I'm currently teaching "Real Analysis I". I took a midterm exam and one of the questions was to show that there is a unique positive number $r\in\Bbb{R}$ so that $r^2=17$. One of the students tried to answer this question with a similar method that we used in the class for a similar question about the existence of a unique positive number $r\in\Bbb{R}$ so that $r^2=2$. It's based on "Completeness Axiom" and a set $S$ defined as $S=\{x\in\Bbb{R}:x\ge0 \quad and\quad x^2<17\}$, then trying to show that $(\sup{S})^2=17$. Now this specific student wrote a correct reasoning about $S$ and how it is true that $(\sup{S})^2=17$. But the problem is he didn't defined $S$ in his/her answer! What's your opinion? How should I mark this answer?

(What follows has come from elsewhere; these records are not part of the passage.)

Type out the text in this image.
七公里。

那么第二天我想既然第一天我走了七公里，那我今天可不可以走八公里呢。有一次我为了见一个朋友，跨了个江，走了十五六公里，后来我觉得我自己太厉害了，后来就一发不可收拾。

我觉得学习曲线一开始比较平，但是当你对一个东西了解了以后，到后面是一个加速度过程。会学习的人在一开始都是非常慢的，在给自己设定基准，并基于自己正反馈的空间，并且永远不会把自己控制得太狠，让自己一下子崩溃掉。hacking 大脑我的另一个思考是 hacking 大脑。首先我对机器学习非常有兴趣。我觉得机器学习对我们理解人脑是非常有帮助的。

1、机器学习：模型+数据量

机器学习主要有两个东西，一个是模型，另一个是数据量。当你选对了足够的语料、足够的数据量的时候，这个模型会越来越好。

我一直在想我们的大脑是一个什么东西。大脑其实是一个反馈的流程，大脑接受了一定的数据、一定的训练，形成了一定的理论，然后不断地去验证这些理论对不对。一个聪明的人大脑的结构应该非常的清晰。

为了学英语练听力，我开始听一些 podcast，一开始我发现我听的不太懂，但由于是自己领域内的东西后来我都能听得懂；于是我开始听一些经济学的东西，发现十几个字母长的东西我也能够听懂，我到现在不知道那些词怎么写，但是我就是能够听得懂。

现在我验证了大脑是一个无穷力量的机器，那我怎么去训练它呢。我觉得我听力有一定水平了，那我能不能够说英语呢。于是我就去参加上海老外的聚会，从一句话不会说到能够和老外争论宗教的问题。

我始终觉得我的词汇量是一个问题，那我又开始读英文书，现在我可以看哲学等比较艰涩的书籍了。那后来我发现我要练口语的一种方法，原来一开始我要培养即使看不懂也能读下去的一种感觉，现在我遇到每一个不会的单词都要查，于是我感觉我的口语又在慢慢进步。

• Consider sending an email to the student inviting them to your office. Present them with the same problem (without their writeup). Ask them to show you what they did. If they can demonstrate their knowledge in front of you, factor that in to their grade. If they cannot recall, consider showing them their exam and asking them to clarify what they meant. (You might consider awarding less credit if this is required.) Commented Dec 3, 2014 at 19:22
• @brendansullivan07, Thank you! I'll try that. What is your opinion about a memorized answer in general? How should we grade such an answer? Commented Dec 3, 2014 at 19:30
• Did the answer have any mention of $17$ at all? If the answer looks perfect except that the definition of $S$ is omitted, then I would only mark it off very slightly. But I'm not so sure what is meant by your "realizing s/he just memorized the answer" or that the student "tried to answer this question with a similar method." Commented Dec 3, 2014 at 19:42
• @BenjaminDickman, The answer to the question of the existence of $\sqrt{2}$ was such that if we write $17$ instead of $2$ it ends up with the existence of $\sqrt{17}$. About "memorized answer", well, since that student didn't define $S$ and then wrote a lot of reasoning about it, I thought maybe he/she didn't understand the argument at all, he/she jut picked a picture of the solution of a solved problem in his/her mind and then at the exam he/she pasted a corrupted version of it! Commented Dec 3, 2014 at 20:15
• A possibility is that the student had it all right on a draft, and forgot to copy the first part on the copy. More importantly, in the future I would rather suggest asking questions that are less prone to direct regurgitation of memorized answer; that will both measure better what the exam is meant to measure, and (in the long run) give student incentives to try to understand the proofs rather than learning them by heart. Commented Dec 23, 2014 at 21:29

Are you completely sure they memorized the answer, or might they understand the original proof just forgot to include the definition of the set? Either way, there is some benefit for them memorizing the solution as I've found that some learning has happened, and they did put in enough effort to memorize it. Anecdotally, I have found proofs that have stumped me at first, but I know I should know their steps. I find that I almost always understand what occurs when I take another look later, either the same semester or even years later since I was more than likely lacking familiarity with the subject that time helps with. Sometimes it is more worthwhile to remember the proof in order to pass to other topics and re-approach them later.

What I would do is deduct the appropriate number of points you think that not including the set definition is worth. It is critical that they include it, so some deduction might be necessary.

If you think they just forgot to include it, inviting them into your office as brendansullivan07 suggested to see if they deserve the full points might be a good option, as long as you would do it for other students as well. I would use this method more of a "I think you have the right idea, but just want to check" rather than trying to catch they memorizing.

• Students may not know which uses of symbols are so standard that they are understood without defining, and which are not. This may be one reason for "forgetting" to include the set. Commented Dec 4, 2014 at 15:00
• @TommiBrander It's often important to keep that in mind, but perhaps not here. Even if the definition of $S$ from class were global, the student's answer would still be wrong because the '$2$' in the definition of $S$ would need to be replaced with a '$17$'. Commented Dec 18, 2014 at 3:50

In my opinion, for the purpose of grading, you should not try to guess or otherwise ascertain the student's reason for writing an incorrect answer.